Miss Keggs was not at home, and her mother regarded the visitors with suspicion.
“I don’t know you, do I?” she asked, when, at the front door, with its polished brass and white-washed step, she came face to face with them. Dame Beatrice produced a visiting card.
“I am attempting, with the goodwill of the police, to trace a certain Mr. Ronald Ferrars,” she said, “and I think your daughter may be able to help me.”
“She isn’t in. She’s at work. The police have been here, and she’s told them all she knows.”
“I am not convinced that she has told them all she knows. Maybe they did not ask her as many questions as they might have done, but we know a little more now than they did then,” said Dame Beatrice. The woman flushed and said:
“My Junie’s a good girl, and this Ronnie was—well, seemed—a most respectable young man. Oh, well, you’d better come in.” She gave them armchairs in a room which contained, among other things, a television set and a radiogram. “Now,” she went on, “what did you want to know?”
“How long has your daughter known Mr. Ferrars?”
“Only since the school moved on to the island.”
“How did they become acquainted?”
“My daughter was at school with Nina Beverley, who used to teach at the school. Nina knew our address, of course, and brought young Ronald to see us. Then Nina and Ronald fell out because of Junie, and Nina kept trying to get him back, and, when she couldn’t, she just threw up her job and went and stayed with somebody who lets rooms to summer visitors. Quite near the school—you know—the hotel—it was, but she didn’t stay all that long. She wrote to Junie, rather a nasty letter, saying Ronnie was cutting a dash with a married woman.”
“Mr. Ferrars was to have met your daughter, I understand, on the evening when he disappear
ed.”
“Yes, that’s right. Junie was very put out about it. But the police have had all this out of her already.”
“Did she have any idea, at the time, of his reason for not keeping the engagement?”
“Well, I didn’t mention it to the police, of course, it being none of their business, but Junie did say to me—being very annoyed, you understand, when Ronald, as she thought at the time, had broken their date—she did say to me, ‘I bet he’s with Nina, unless he’s gone after the trolloping married woman again.’ Of course, I checked her for language, but I did agree with her really. After all, I mean, a married woman and old enough to be, well, anyway, his aunt! It wasn’t decent.”
“Mrs. Spalding,” said Laura. Mrs. Keggs gazed at her. “They met on a cruise,” Laura went on. “Mrs. Spalding’s stepson and Ferrars were at school together.

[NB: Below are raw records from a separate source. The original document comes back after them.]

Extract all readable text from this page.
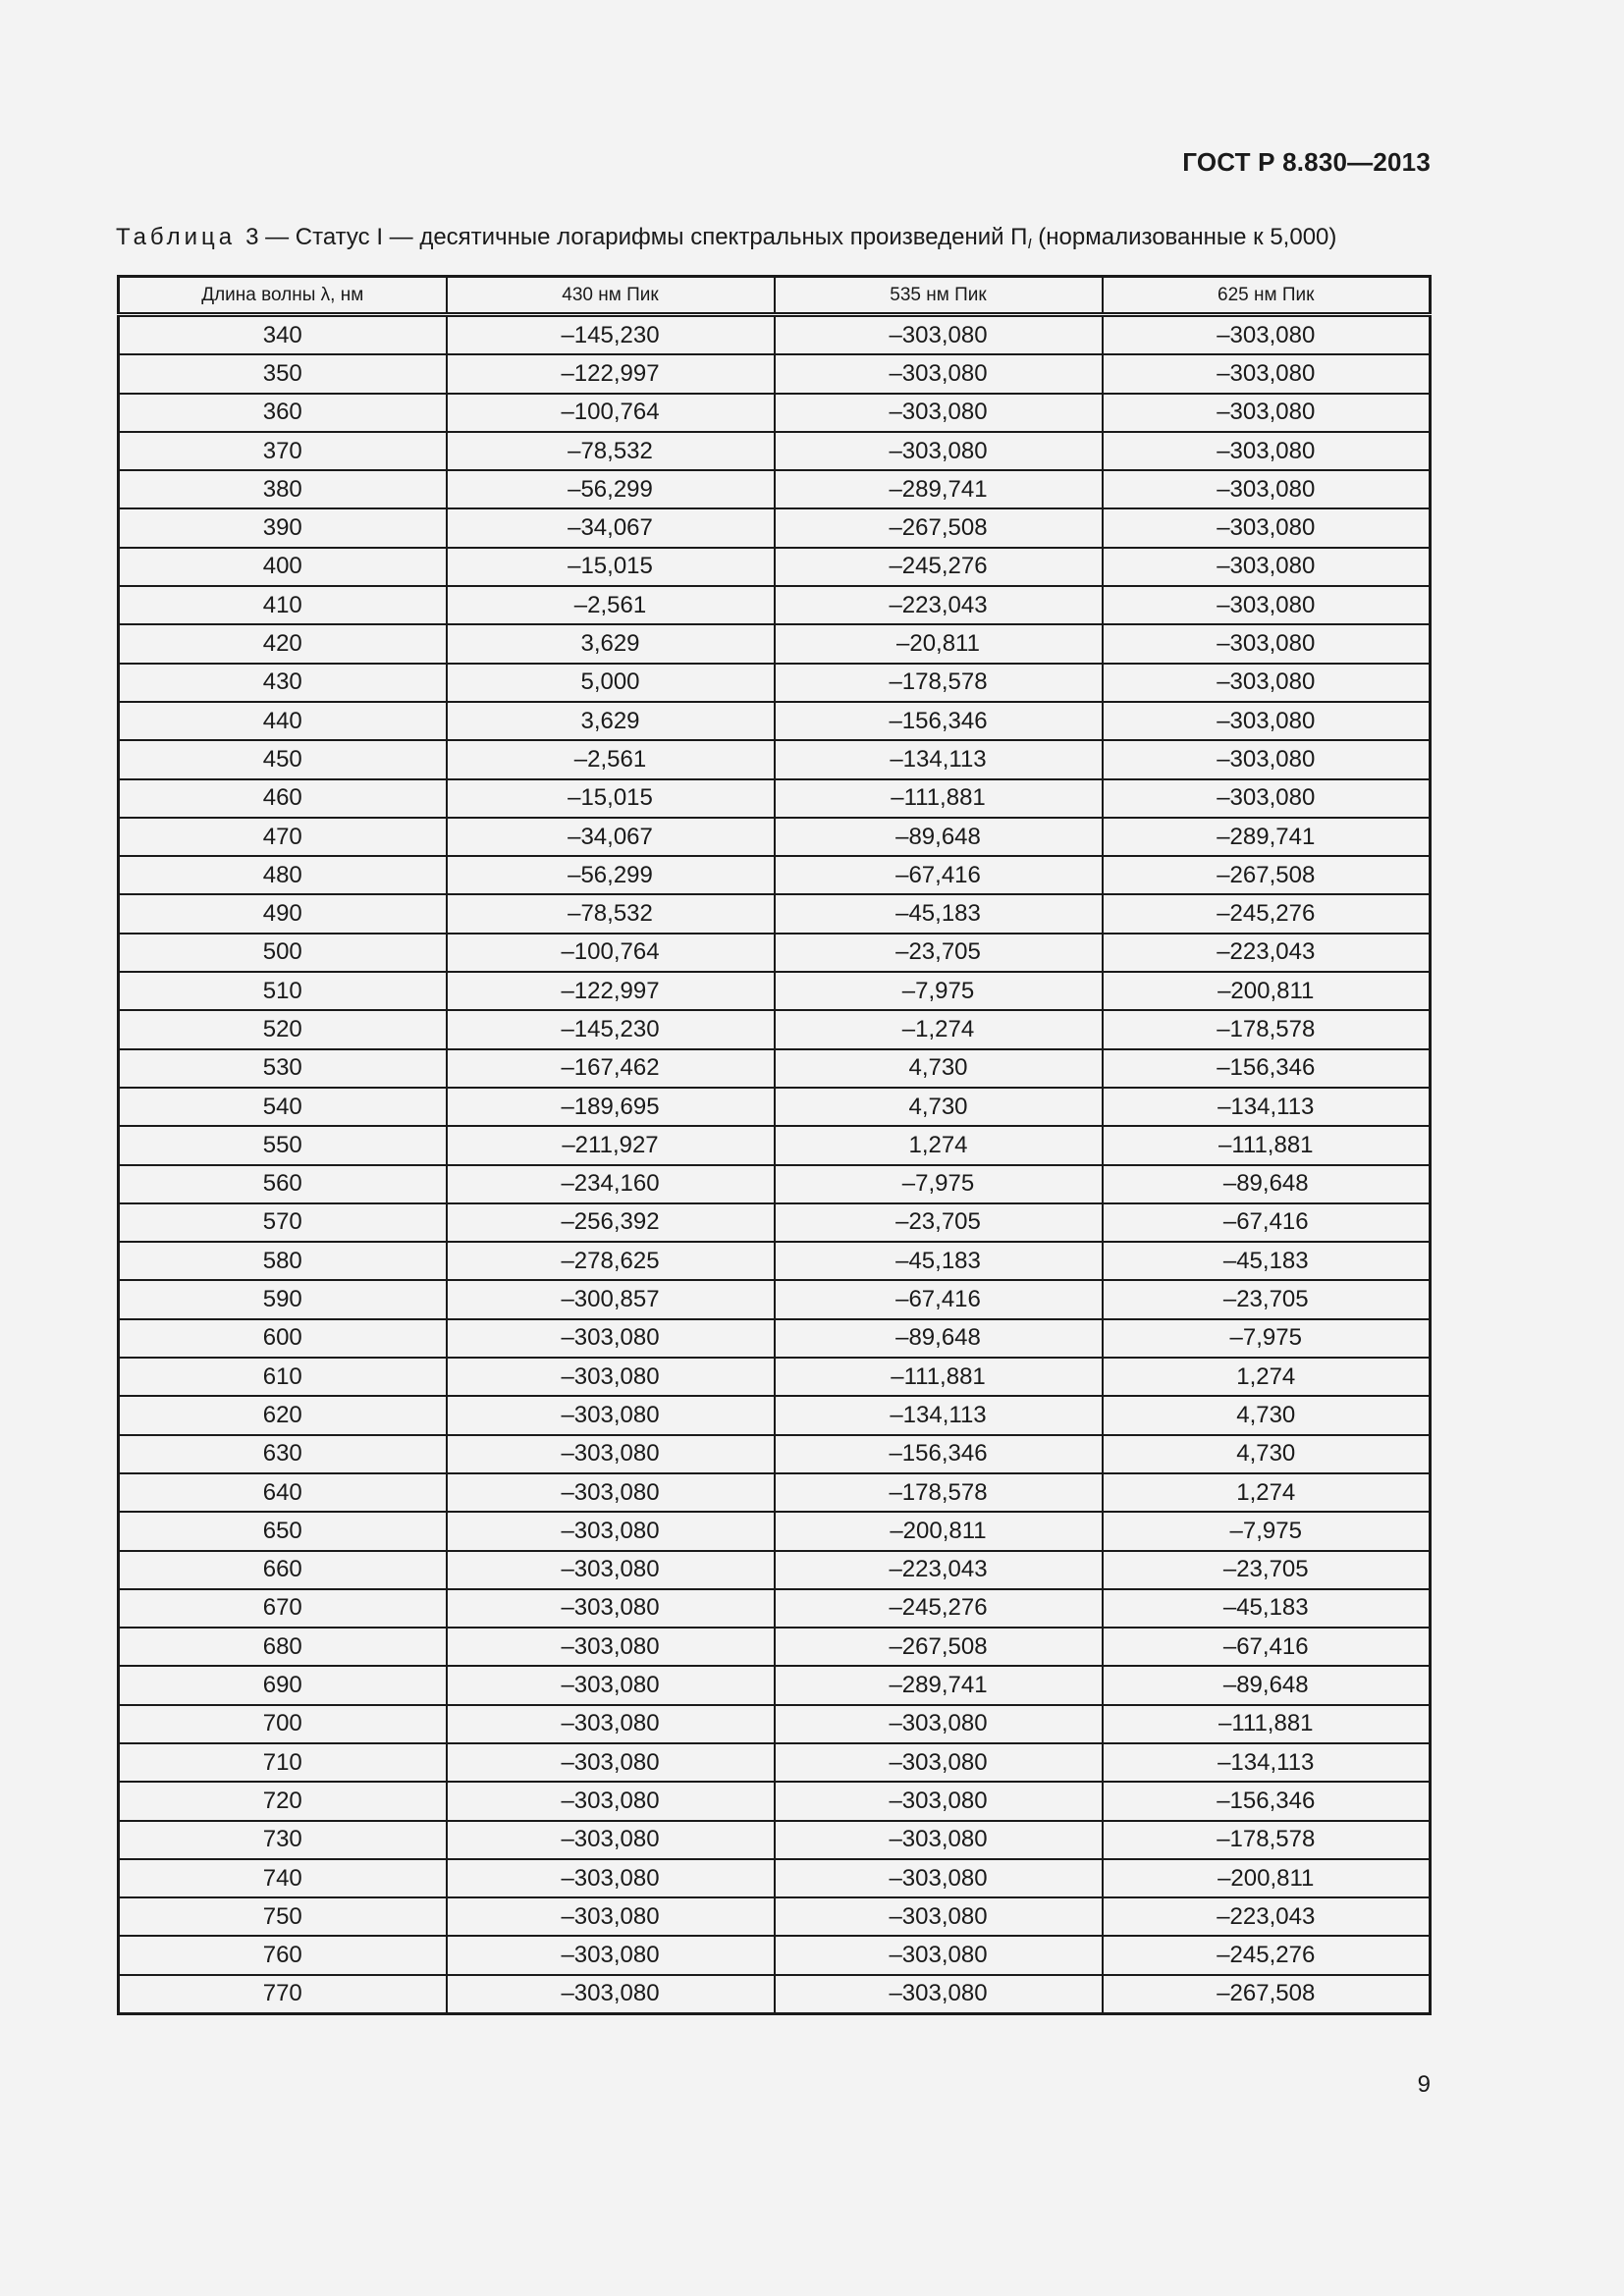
ГОСТ Р 8.830—2013
Таблица 3 — Статус I — десятичные логарифмы спектральных произведений $П_I$ (нормализованные к 5,000)
Длина волны λ, нм	430 нм Пик	535 нм Пик	625 нм Пик
340	–145,230	–303,080	–303,080
350	–122,997	–303,080	–303,080
360	–100,764	–303,080	–303,080
370	–78,532	–303,080	–303,080
380	–56,299	–289,741	–303,080
390	–34,067	–267,508	–303,080
400	–15,015	–245,276	–303,080
410	–2,561	–223,043	–303,080
420	3,629	–20,811	–303,080
430	5,000	–178,578	–303,080
440	3,629	–156,346	–303,080
450	–2,561	–134,113	–303,080
460	–15,015	–111,881	–303,080
470	–34,067	–89,648	–289,741
480	–56,299	–67,416	–267,508
490	–78,532	–45,183	–245,276
500	–100,764	–23,705	–223,043
510	–122,997	–7,975	–200,811
520	–145,230	–1,274	–178,578
530	–167,462	4,730	–156,346
540	–189,695	4,730	–134,113
550	–211,927	1,274	–111,881
560	–234,160	–7,975	–89,648
570	–256,392	–23,705	–67,416
580	–278,625	–45,183	–45,183
590	–300,857	–67,416	–23,705
600	–303,080	–89,648	–7,975
610	–303,080	–111,881	1,274
620	–303,080	–134,113	4,730
630	–303,080	–156,346	4,730
640	–303,080	–178,578	1,274
650	–303,080	–200,811	–7,975
660	–303,080	–223,043	–23,705
670	–303,080	–245,276	–45,183
680	–303,080	–267,508	–67,416
690	–303,080	–289,741	–89,648
700	–303,080	–303,080	–111,881
710	–303,080	–303,080	–134,113
720	–303,080	–303,080	–156,346
730	–303,080	–303,080	–178,578
740	–303,080	–303,080	–200,811
750	–303,080	–303,080	–223,043
760	–303,080	–303,080	–245,276
770	–303,080	–303,080	–267,508
9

If Ferrars was friendly with a married woman down here, ten to one it was with Fiona Spalding.”
“I wouldn’t know the name,” said Mrs. Keggs.
“And the police knew nothing of this friendship?” asked Dame Beatrice.

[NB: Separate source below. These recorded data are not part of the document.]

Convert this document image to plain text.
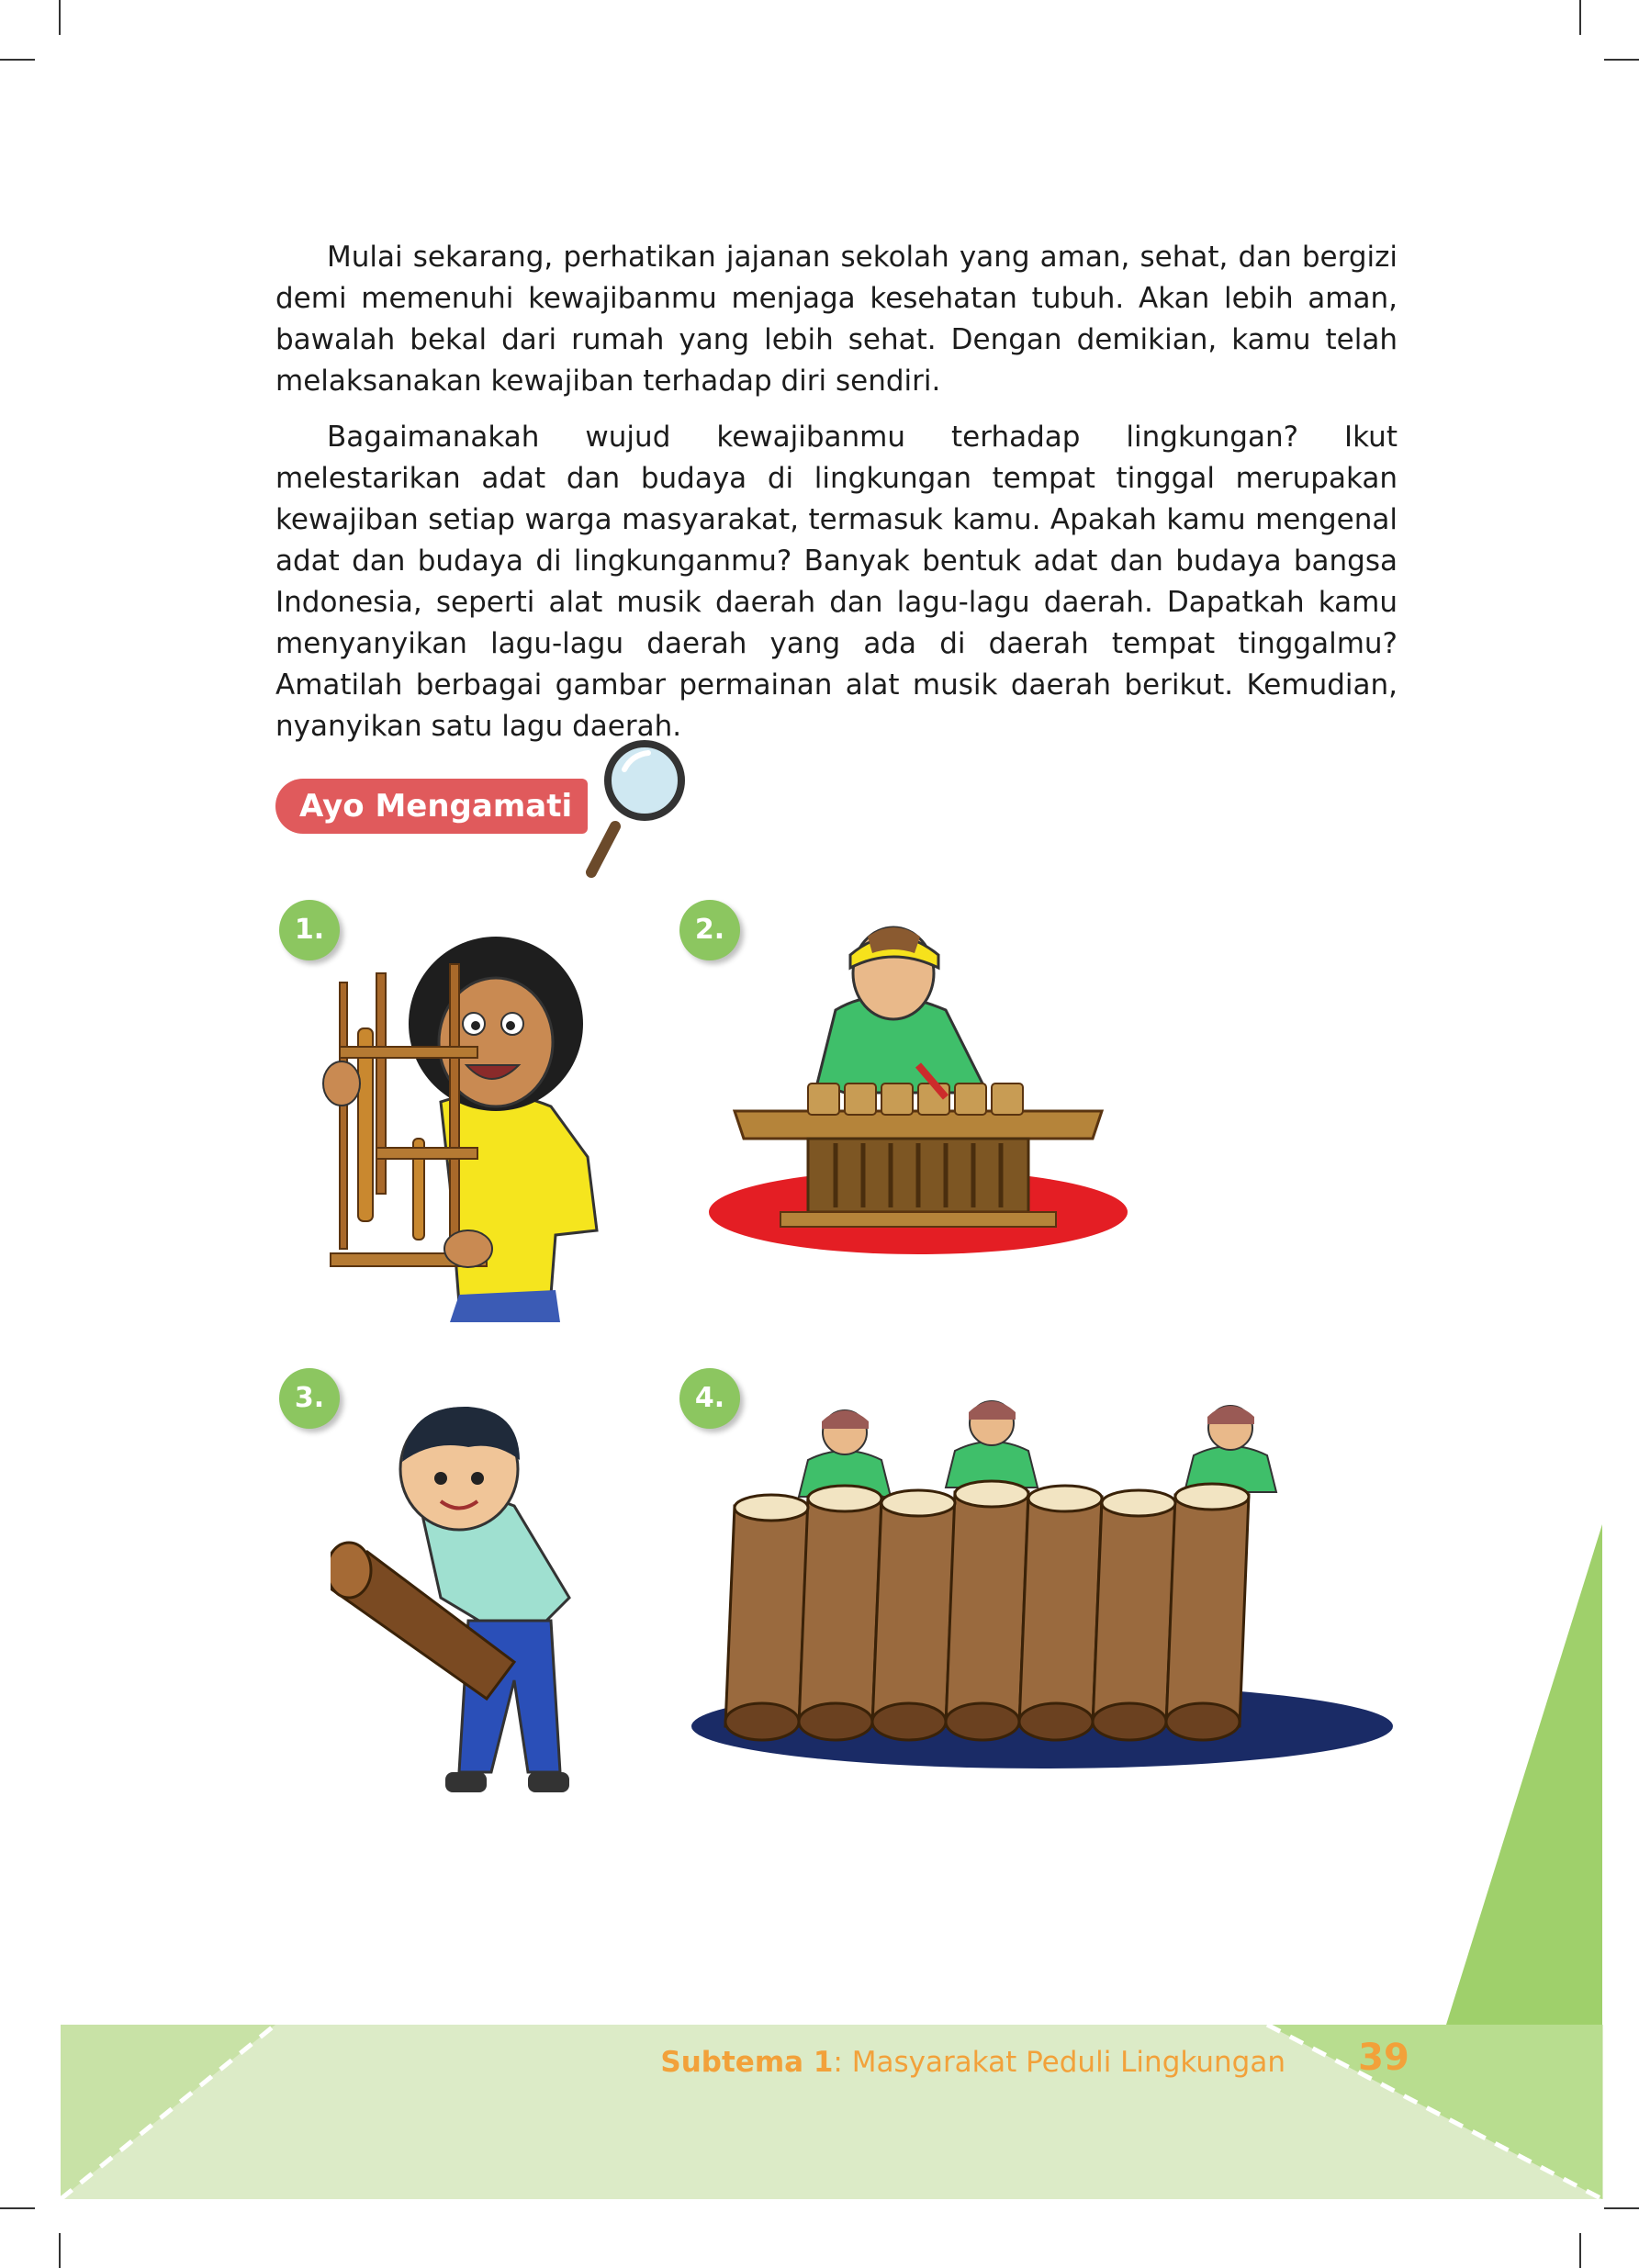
Mulai sekarang, perhatikan jajanan sekolah yang aman, sehat, dan bergizi demi memenuhi kewajibanmu menjaga kesehatan tubuh. Akan lebih aman, bawalah bekal dari rumah yang lebih sehat. Dengan demikian, kamu telah melaksanakan kewajiban terhadap diri sendiri.

Bagaimanakah wujud kewajibanmu terhadap lingkungan? Ikut melestarikan adat dan budaya di lingkungan tempat tinggal merupakan kewajiban setiap warga masyarakat, termasuk kamu. Apakah kamu mengenal adat dan budaya di lingkunganmu? Banyak bentuk adat dan budaya bangsa Indonesia, seperti alat musik daerah dan lagu-lagu daerah. Dapatkah kamu menyanyikan lagu-lagu daerah yang ada di daerah tempat tinggalmu? Amatilah berbagai gambar permainan alat musik daerah berikut. Kemudian, nyanyikan satu lagu daerah.

Ayo Mengamati
1.	2.
3.	4.
Subtema 1: Masyarakat Peduli Lingkungan	39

“It wasn’t for Junie and me to sling mud,” said Mrs. Keggs, virtuously. “When Ronnie didn’t turn up that last time, Junie acted dignified, and put him out of her life.”
“Your daughter did not suggest that the police should question Mrs. Spalding when it was known that Mr. Ferrars had disappeared?”
“How could she?—apart from not wishing to cast nasturtiums, I mean. I don’t suppose for a minute she knows the woman’s name, any more than I did ’til you mentioned it. If she does, she hasn’t mentioned it to me. And, anyway, until the police came poking their noses, we didn’t know he had disappeared.”
“How did Miss Beverley find out that Mr. Ferrars was in the habit of meeting a married woman?”
“Followed him about, I wouldn’t wonder. Just to be nasty, you know. She said (so Junie told me), ‘You needn’t think you’ve taken him away from me. Neither you nor this married Martha he’s taken a fancy to.’ Of course, Junie asked her straight out what she meant, and then it all came out, everything except the woman’s name. I wonder,” she concluded, looking thoughtful, “whether Junie does know who the woman was, and didn’t like to say? After all, Junie was very fond of him. She wouldn’t like to give him away, even if he done something wrong and had to clear out in a hurry.”